Medieval Energy Bars (a.k.a. Panforte Nero)
adapted from Alice Medrich, Pure Dessert
A few ingredient notes: I added the pistachios, for flavor and color, and a love of as many nuts as the dough could hold. Feel free to omit them, if you wish. Choose plump, dark Mission figs, available in the bulk bins of natural foods stores and well-stocked grocers. The pale, strung Turkish figs tend toward dry. Fennel seeds can be lightly crushed in a mortar and pestle, or placed in a Ziploc and banged about under a can. You're after bits, not powder. Homemade candied orange peel is excellent, here, though the grated zest of 2 (unsprayed) oranges make a fine substitute. Finally, I am endlessly devoted to Holmquist Hazelnuts. (As is Saveur, which named them #97 in their Top 100.).
1 cup whole hazelnuts, toasted
3/4 cup whole unblanched almonds, toasted
1/2 cup salted pistachios (optional)
2/3 cup unbleached, all-purpose flour
2 generous Tablespoons cocoa powder
2 1/2 teaspoons whole fennel seeds, lightly crushed
rounded 1/2 teaspoon ground cinnamon
rounded 1/8 teaspoon ground cloves
rounded 1/4 teaspoon freshly ground pepper (20 grinds)
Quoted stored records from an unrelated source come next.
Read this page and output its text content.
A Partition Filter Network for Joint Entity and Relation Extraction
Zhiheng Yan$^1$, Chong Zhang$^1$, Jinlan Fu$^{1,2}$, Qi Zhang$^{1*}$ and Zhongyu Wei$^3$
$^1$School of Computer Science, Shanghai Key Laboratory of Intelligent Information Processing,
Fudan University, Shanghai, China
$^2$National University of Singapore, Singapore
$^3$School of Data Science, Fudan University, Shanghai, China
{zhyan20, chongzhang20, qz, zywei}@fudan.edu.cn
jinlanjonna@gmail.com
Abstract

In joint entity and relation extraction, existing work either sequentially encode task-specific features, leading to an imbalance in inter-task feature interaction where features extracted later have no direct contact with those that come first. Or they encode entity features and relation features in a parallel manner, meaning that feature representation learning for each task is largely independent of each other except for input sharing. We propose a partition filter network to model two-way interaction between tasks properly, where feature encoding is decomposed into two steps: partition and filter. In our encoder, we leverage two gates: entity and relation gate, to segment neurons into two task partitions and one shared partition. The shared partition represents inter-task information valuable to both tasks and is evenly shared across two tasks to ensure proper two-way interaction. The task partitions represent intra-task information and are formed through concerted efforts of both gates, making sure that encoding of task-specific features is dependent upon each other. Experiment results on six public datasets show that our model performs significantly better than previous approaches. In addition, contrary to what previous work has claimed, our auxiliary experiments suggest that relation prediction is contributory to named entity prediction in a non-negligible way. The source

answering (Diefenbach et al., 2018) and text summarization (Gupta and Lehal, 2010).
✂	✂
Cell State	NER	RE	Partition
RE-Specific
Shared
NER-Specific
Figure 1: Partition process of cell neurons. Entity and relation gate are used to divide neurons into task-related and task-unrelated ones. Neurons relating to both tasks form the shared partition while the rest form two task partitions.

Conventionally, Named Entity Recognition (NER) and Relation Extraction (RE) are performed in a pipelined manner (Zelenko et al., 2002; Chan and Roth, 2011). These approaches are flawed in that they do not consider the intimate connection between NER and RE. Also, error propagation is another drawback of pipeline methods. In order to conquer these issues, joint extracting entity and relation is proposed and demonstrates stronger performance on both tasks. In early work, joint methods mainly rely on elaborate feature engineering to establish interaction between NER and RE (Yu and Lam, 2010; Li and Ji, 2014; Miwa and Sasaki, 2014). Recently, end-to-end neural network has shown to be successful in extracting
rounded 1/2 teaspoon ground ginger
rounded 1/2 teaspoon freshly grated nutmeg
1 teaspoon instant espresso (optional)
1/2 cup quality candied orange peel, diced
8 ounces dried Mission figs, tough ends trimmed, sliced to 1/4"
2/3 cup honey
2/3 cup granulated sugar
Grease well an 8" round cake tin. Cut a parchment circle to fit the bottom, and a 2" cuff to fit the sides, and tuck in place. Grease again, well, this time coating parchment. Set a rack in the lower third of the oven, and preheat to 300°.
In a large bowl, combine everything, save the honey and sugar. Set aside.
In a small saucepan, combine honey and sugar, and set over medium-high heat. Cook, stirring often, until the center hits a rolling boil, several minutes. The honey at the edges will bubble first; continue to fold in and stir until sugar is dissolved, and center of mixture boils vigorously—this is your rolling boil. Boil for 15 seconds, then remove from heat, and pour into nut mixture, working quickly with a wooden spoon to combine. The syrup cools quickly.
Scrape mixture into the prepared pan, smooth the top as best you can, and place in the preheated oven. Bake 40-45 minutes, until you see bubbles percolating at the center as well as the edges. Cool panforte in the pan, on a rack, several hours or overnight.
Invert panforte onto a plate, peel away parchment, and invert again, right side up. Dust with powdered sugar, if desired. Serve in thin wedges that look slightly of stained glass, preferably with coffee or tea. Store, well-wrapped, at room temperature, for months.